An Iranian cartoonist – the concept may first dawn on us with a sense of surprise. And in fact the cartoon is still young in Iran. As we may expect, the early work was raw or drew heavily on Western models. Today, however, there can be no doubt about it: Iran has a serious cartoonist, whose talent and originality are beyond question. More surprising still: if we seek parallels between the work of Ardeshir Mohasses and Western caricature, the names that come to mind are no mean recommendation. His macabre imaginings often recall Roland Topor; his girl’s soccer team or the way fantastic human features emerge out of a jungle of swift linear convolutions inevitably suggest Ronald Searle; and when we observe the acrimony of his social satire, we are even carried back to Daumier.

In other words, Ardeshir, as he is known is Iran, is an artist as much as a cartoonist. He lives in the no-man’s-land which is art, but not for art’s sake: art with a very real cause, art with a cutting edge as sharp as a knife. Several facts of his life underline this allegiance to an artistic ethos. His first cartoons were submitted to Tehran editors on a take-it-or-leave-it basis – no modifications whatever were to be made. Then there is the observation behind his cartoons. He is not the man to master a few political likenesses and to leave the rest to routine. He often makes rapid sketches from life, capturing the expressions of talkers in coffee shops, the gestures of dancers, barmaids or people in the street. The public has already accepted him as an artist. He has had very nearly that many one-man shows.

Most visitors to his exhibitions at first find him depressingly pessimistic. Yet this really misses the point. Ardeshir is essentially a moralist. His subjects are the whole spectrum of human vice and weakness: selfishness, tyranny, hypocrisy, gluttony, verbosity, cruelty, pride, and injustice. Many of his drawings are no more than visions of these things, set down with a cold passion, with an acerbity that offers no quarter. There is not much laughter in his cartoons, and where it can be heard it is hard and dry as a bone.

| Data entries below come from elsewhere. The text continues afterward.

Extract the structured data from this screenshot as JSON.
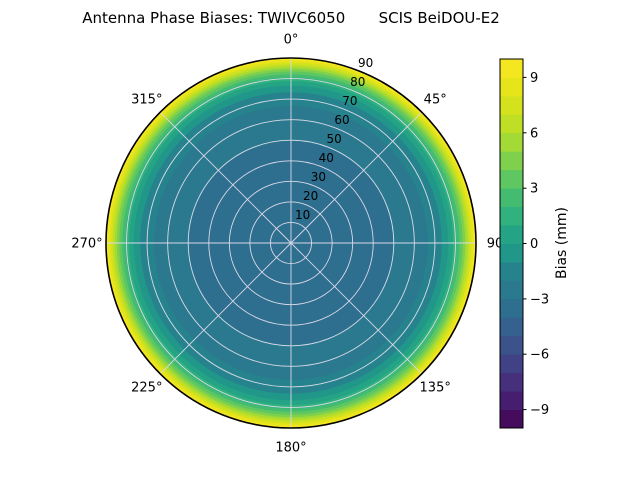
{
  "title": "Antenna Phase Biases: TWIVC6050       SCIS BeiDOU-E2",
  "chart_data": {
    "type": "polar_contour_filled",
    "title": "Antenna Phase Biases: TWIVC6050       SCIS BeiDOU-E2",
    "colormap": "viridis",
    "vmin": -10,
    "vmax": 10,
    "radial_max": 90,
    "radial_ticks": [
      10,
      20,
      30,
      40,
      50,
      60,
      70,
      80,
      90
    ],
    "radial_label_azimuth_deg": 22.5,
    "angular_ticks": [
      {
        "deg": 0,
        "label": "0°"
      },
      {
        "deg": 45,
        "label": "45°"
      },
      {
        "deg": 90,
        "label": "90"
      },
      {
        "deg": 135,
        "label": "135°"
      },
      {
        "deg": 180,
        "label": "180°"
      },
      {
        "deg": 225,
        "label": "225°"
      },
      {
        "deg": 270,
        "label": "270°"
      },
      {
        "deg": 315,
        "label": "315°"
      }
    ],
    "grid_color": "#d9d9e8",
    "outline_color": "#000000",
    "bands": [
      {
        "value_range": [
          -4,
          -3
        ],
        "r_outer": 0.55,
        "color": "#2e6e8e"
      },
      {
        "value_range": [
          -3,
          -2
        ],
        "r_outer": 0.74,
        "color": "#2a798e"
      },
      {
        "value_range": [
          -2,
          -1
        ],
        "r_outer": 0.815,
        "color": "#26838d"
      },
      {
        "value_range": [
          -1,
          0
        ],
        "r_outer": 0.85,
        "color": "#21978a"
      },
      {
        "value_range": [
          0,
          1
        ],
        "r_outer": 0.875,
        "color": "#24a485"
      },
      {
        "value_range": [
          1,
          2
        ],
        "r_outer": 0.895,
        "color": "#30b17d"
      },
      {
        "value_range": [
          2,
          3
        ],
        "r_outer": 0.912,
        "color": "#43bc71"
      },
      {
        "value_range": [
          3,
          4
        ],
        "r_outer": 0.928,
        "color": "#5fc761"
      },
      {
        "value_range": [
          4,
          5
        ],
        "r_outer": 0.942,
        "color": "#7fd14d"
      },
      {
        "value_range": [
          5,
          6
        ],
        "r_outer": 0.954,
        "color": "#a3da36"
      },
      {
        "value_range": [
          6,
          7
        ],
        "r_outer": 0.965,
        "color": "#bfdf26"
      },
      {
        "value_range": [
          7,
          8
        ],
        "r_outer": 0.976,
        "color": "#d4e21d"
      },
      {
        "value_range": [
          8,
          9
        ],
        "r_outer": 0.988,
        "color": "#e6e41b"
      },
      {
        "value_range": [
          9,
          10
        ],
        "r_outer": 1.0,
        "color": "#f5e622"
      }
    ],
    "colorbar": {
      "label": "Bias (mm)",
      "ticks": [
        {
          "value": -9,
          "label": "−9"
        },
        {
          "value": -6,
          "label": "−6"
        },
        {
          "value": -3,
          "label": "−3"
        },
        {
          "value": 0,
          "label": "0"
        },
        {
          "value": 3,
          "label": "3"
        },
        {
          "value": 6,
          "label": "6"
        },
        {
          "value": 9,
          "label": "9"
        }
      ],
      "segments": [
        {
          "value_range": [
            -10,
            -9
          ],
          "color": "#450b5d"
        },
        {
          "value_range": [
            -9,
            -8
          ],
          "color": "#471e6f"
        },
        {
          "value_range": [
            -8,
            -7
          ],
          "color": "#46307c"
        },
        {
          "value_range": [
            -7,
            -6
          ],
          "color": "#404285"
        },
        {
          "value_range": [
            -6,
            -5
          ],
          "color": "#3b528a"
        },
        {
          "value_range": [
            -5,
            -4
          ],
          "color": "#34618d"
        },
        {
          "value_range": [
            -4,
            -3
          ],
          "color": "#2e6e8e"
        },
        {
          "value_range": [
            -3,
            -2
          ],
          "color": "#2a798e"
        },
        {
          "value_range": [
            -2,
            -1
          ],
          "color": "#26838d"
        },
        {
          "value_range": [
            -1,
            0
          ],
          "color": "#21978a"
        },
        {
          "value_range": [
            0,
            1
          ],
          "color": "#24a485"
        },
        {
          "value_range": [
            1,
            2
          ],
          "color": "#30b17d"
        },
        {
          "value_range": [
            2,
            3
          ],
          "color": "#43bc71"
        },
        {
          "value_range": [
            3,
            4
          ],
          "color": "#5fc761"
        },
        {
          "value_range": [
            4,
            5
          ],
          "color": "#7fd14d"
        },
        {
          "value_range": [
            5,
            6
          ],
          "color": "#a3da36"
        },
        {
          "value_range": [
            6,
            7
          ],
          "color": "#bfdf26"
        },
        {
          "value_range": [
            7,
            8
          ],
          "color": "#d4e21d"
        },
        {
          "value_range": [
            8,
            9
          ],
          "color": "#e6e41b"
        },
        {
          "value_range": [
            9,
            10
          ],
          "color": "#f5e622"
        }
      ]
    }
  }
}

A theme which constantly recurs in his drawings is that of domination and subjection. He finds dozens of graphic variations to express the dependence of the poor on the rich, of the citizen on the authorities. The predator often hovers in the air, a bloated creature with simian features wearing a top hat and holding his poor spider-limbed slave on a leash below. Elsewhere, the master has tied a cord to his servant’s tongue, bites into his vulnerable back with sharp, shark-like teeth or leads him on a chain by a ring that runs through his lips; or the victim has been cut in two altogether and the rider has attached his reins to the bottom of the torso and its still running legs. Dismemberment is a common term of Ardeshir’s vocabulary. Heads have often gone, or have begun an independent life in frames. Ardeshir’s drawings often challenge the observer’s powers of insight. Simple statements – bureaucracy epitomized by a man pinned to a file on his way to the archives, or the crowd’s cruelty suggested by coloured lights on a rope from which a hanged man dangles – are rarer than the more recondite graphic messages. Here again he proves himself the committed artist. He has his vision, his beaked judges, his top-hatted horrors, his decapitated sufferers, and he will not abate one iota of its claim. He gave up a safe career as a lawyer to expose himself to the dangers and elations of his art, and he remains a perfectionist about his work. He carries a bottle of black ink with him, and we are told that he goes on retouching and improving his drawings until the carton is finally snatched from his grasp.